Another is, obviously, I am mother to an angel.  I lost my daughter under very different circumstances, but people who lose their children often understand each other on a level that those who have not lost a child can't.  As I say, it's great to have the empathy that comes with knowing what it's like to lose a child, but we don't wish our club on anyone because the dues are way too high. .  I can only imagine what kind of pain, devastation, and, of course, guilt this family is feeling not because they did anything wrong but because that's the human response.  If you can take responsibility, you can take control, which means you HAVE control and can prevent this kind of pain in the future.  It's illogical.  Things like this happen, and we don't have control.  But, at that point, you'll do anything mentally or physically to try to feel better. 

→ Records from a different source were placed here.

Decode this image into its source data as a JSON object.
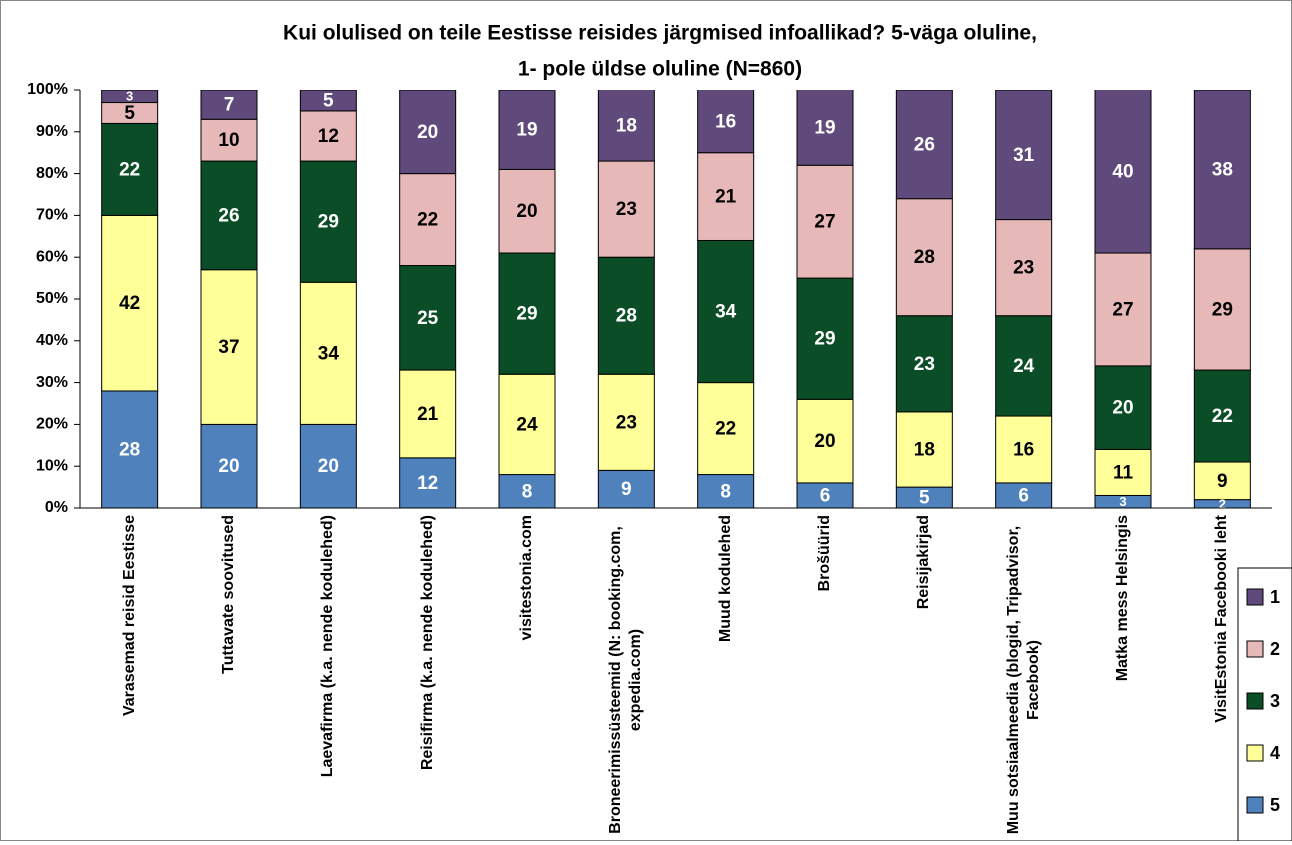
{
  "chart_data": {
    "type": "stacked_bar",
    "title": [
      "Kui olulised on teile Eestisse reisides järgmised infoallikad? 5-väga oluline,",
      "1- pole üldse oluline (N=860)"
    ],
    "categories": [
      "Varasemad reisid Eestisse",
      "Tuttavate soovitused",
      "Laevafirma (k.a. nende kodulehed)",
      "Reisifirma (k.a. nende kodulehed)",
      "visitestonia.com",
      "Broneerimissüsteemid (N: booking.com, expedia.com)",
      "Muud kodulehed",
      "Brošüürid",
      "Reisijakirjad",
      "Muu sotsiaalmeedia (blogid, Tripadvisor, Facebook)",
      "Matka mess Helsingis",
      "VisitEstonia Facebooki leht"
    ],
    "series": [
      {
        "name": "5",
        "color": "#4f81bd",
        "values": [
          28,
          20,
          20,
          12,
          8,
          9,
          8,
          6,
          5,
          6,
          3,
          2
        ]
      },
      {
        "name": "4",
        "color": "#ffff99",
        "values": [
          42,
          37,
          34,
          21,
          24,
          23,
          22,
          20,
          18,
          16,
          11,
          9
        ]
      },
      {
        "name": "3",
        "color": "#0b4d26",
        "values": [
          22,
          26,
          29,
          25,
          29,
          28,
          34,
          29,
          23,
          24,
          20,
          22
        ]
      },
      {
        "name": "2",
        "color": "#e6b8b7",
        "values": [
          5,
          10,
          12,
          22,
          20,
          23,
          21,
          27,
          28,
          23,
          27,
          29
        ]
      },
      {
        "name": "1",
        "color": "#604a7b",
        "values": [
          3,
          7,
          5,
          20,
          19,
          18,
          16,
          19,
          26,
          31,
          40,
          38
        ]
      }
    ],
    "ylim": [
      0,
      100
    ],
    "yticks": [
      {
        "value": 0,
        "label": "0%"
      },
      {
        "value": 10,
        "label": "10%"
      },
      {
        "value": 20,
        "label": "20%"
      },
      {
        "value": 30,
        "label": "30%"
      },
      {
        "value": 40,
        "label": "40%"
      },
      {
        "value": 50,
        "label": "50%"
      },
      {
        "value": 60,
        "label": "60%"
      },
      {
        "value": 70,
        "label": "70%"
      },
      {
        "value": 80,
        "label": "80%"
      },
      {
        "value": 90,
        "label": "90%"
      },
      {
        "value": 100,
        "label": "100%"
      }
    ],
    "legend": "bottom-right"
  }
}
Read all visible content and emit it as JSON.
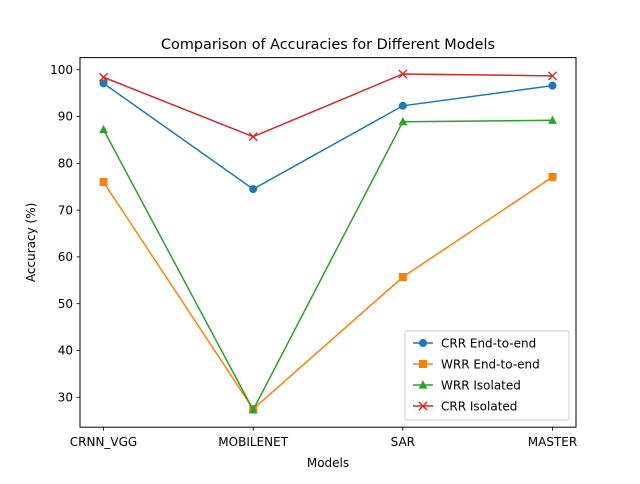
{
  "chart_data": {
    "type": "line",
    "title": "Comparison of Accuracies for Different Models",
    "xlabel": "Models",
    "ylabel": "Accuracy (%)",
    "categories": [
      "CRNN_VGG",
      "MOBILENET",
      "SAR",
      "MASTER"
    ],
    "ylim": [
      23.6,
      102.6
    ],
    "yticks": [
      30,
      40,
      50,
      60,
      70,
      80,
      90,
      100
    ],
    "grid": false,
    "legend_position": "lower-right",
    "series": [
      {
        "name": "CRR End-to-end",
        "color": "#1f77b4",
        "marker": "circle",
        "values": [
          97.1,
          74.5,
          92.3,
          96.6
        ]
      },
      {
        "name": "WRR End-to-end",
        "color": "#ff7f0e",
        "marker": "square",
        "values": [
          76.0,
          27.5,
          55.7,
          77.1
        ]
      },
      {
        "name": "WRR Isolated",
        "color": "#2ca02c",
        "marker": "triangle",
        "values": [
          87.2,
          27.3,
          88.9,
          89.2
        ]
      },
      {
        "name": "CRR Isolated",
        "color": "#d62728",
        "marker": "x",
        "values": [
          98.4,
          85.7,
          99.1,
          98.7
        ]
      }
    ]
  }
}
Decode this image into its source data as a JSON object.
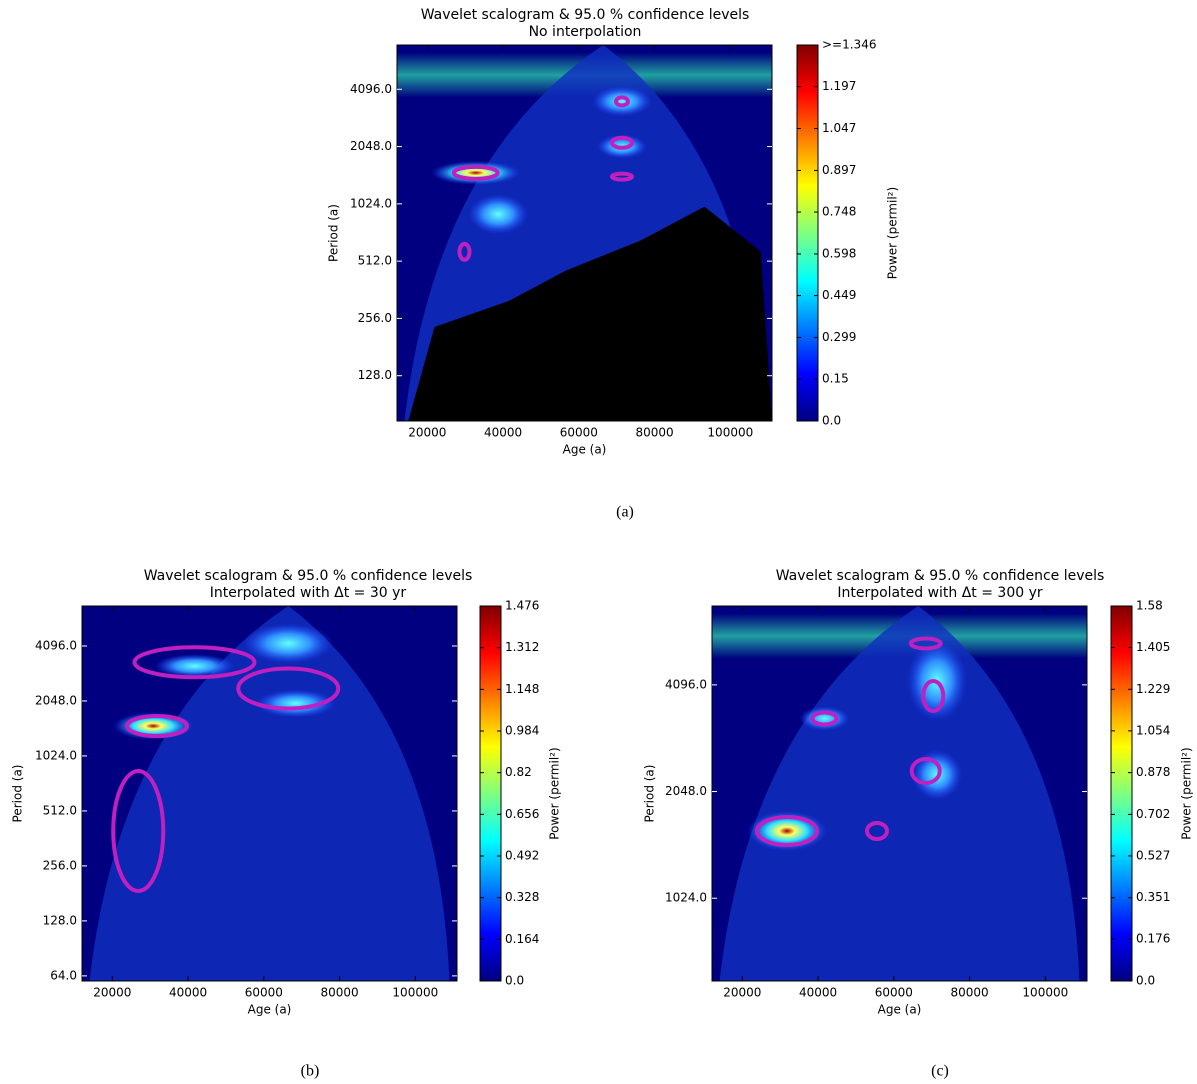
{
  "chart_data": [
    {
      "type": "heatmap",
      "title": "Wavelet scalogram & 95.0 % confidence levels",
      "subtitle": "No interpolation",
      "xlabel": "Age (a)",
      "ylabel": "Period (a)",
      "colorbar_label": "Power (permil²)",
      "caption": "(a)",
      "xlim": [
        12000,
        111000
      ],
      "xticks": [
        20000,
        40000,
        60000,
        80000,
        100000
      ],
      "ylim": [
        74,
        7000
      ],
      "yscale": "log2",
      "yticks": [
        {
          "value": 128,
          "label": "128.0"
        },
        {
          "value": 256,
          "label": "256.0"
        },
        {
          "value": 512,
          "label": "512.0"
        },
        {
          "value": 1024,
          "label": "1024.0"
        },
        {
          "value": 2048,
          "label": "2048.0"
        },
        {
          "value": 4096,
          "label": "4096.0"
        }
      ],
      "clim": [
        0,
        1.346
      ],
      "cticks": [
        {
          "value": 0,
          "label": "0.0"
        },
        0.15,
        0.299,
        0.449,
        0.598,
        0.748,
        0.897,
        1.047,
        1.197,
        {
          "value": 1.346,
          "label": ">=1.346"
        }
      ]
    },
    {
      "type": "heatmap",
      "title": "Wavelet scalogram & 95.0 % confidence levels",
      "subtitle": "Interpolated with Δt = 30 yr",
      "xlabel": "Age (a)",
      "ylabel": "Period (a)",
      "colorbar_label": "Power (permil²)",
      "caption": "(b)",
      "xlim": [
        12000,
        111000
      ],
      "xticks": [
        20000,
        40000,
        60000,
        80000,
        100000
      ],
      "ylim": [
        60,
        6780
      ],
      "yscale": "log2",
      "yticks": [
        {
          "value": 64,
          "label": "64.0"
        },
        {
          "value": 128,
          "label": "128.0"
        },
        {
          "value": 256,
          "label": "256.0"
        },
        {
          "value": 512,
          "label": "512.0"
        },
        {
          "value": 1024,
          "label": "1024.0"
        },
        {
          "value": 2048,
          "label": "2048.0"
        },
        {
          "value": 4096,
          "label": "4096.0"
        }
      ],
      "clim": [
        0,
        1.476
      ],
      "cticks": [
        {
          "value": 0,
          "label": "0.0"
        },
        0.164,
        0.328,
        0.492,
        0.656,
        0.82,
        0.984,
        1.148,
        1.312,
        1.476
      ]
    },
    {
      "type": "heatmap",
      "title": "Wavelet scalogram & 95.0 % confidence levels",
      "subtitle": "Interpolated with Δt = 300 yr",
      "xlabel": "Age (a)",
      "ylabel": "Period (a)",
      "colorbar_label": "Power (permil²)",
      "caption": "(c)",
      "xlim": [
        12000,
        111000
      ],
      "xticks": [
        20000,
        40000,
        60000,
        80000,
        100000
      ],
      "ylim": [
        598,
        6838
      ],
      "yscale": "log2",
      "yticks": [
        {
          "value": 1024,
          "label": "1024.0"
        },
        {
          "value": 2048,
          "label": "2048.0"
        },
        {
          "value": 4096,
          "label": "4096.0"
        }
      ],
      "clim": [
        0,
        1.58
      ],
      "cticks": [
        {
          "value": 0,
          "label": "0.0"
        },
        0.176,
        0.351,
        0.527,
        0.702,
        0.878,
        1.054,
        1.229,
        1.405,
        1.58
      ]
    }
  ]
}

The third reason reason this hits close to home is we had to send my brother to prison for pedophilia.  He died of major medical complications right there in prison the month before my daughter passed away.  2010 was a monstrous year for us.  But this is the very thing we were afraid could happen if we let my brother stay in my parents' basement where grandkids could come and go, where there was an elementary a couple of blocks away.  One doesn't always get the kind of warning we did--finding pictures on my parents' computer--or know that 89% of pedophiles act out.  One can't always tell just by looking at your brother that he's dangerous. 

In all ways it's possible, this case hits closer to home than it does to most.  We don't know the family, but we feel their pain.  We don't know the brother, but we've seen shadows of that darkness in my own family.  We've never walked in that house, but some good friends of ours where we have walked live right next door.  It's a chilling thing when an event like this strikes so close to home.  I pray for that family, and I pray that no family has to undergo what this family has suffered.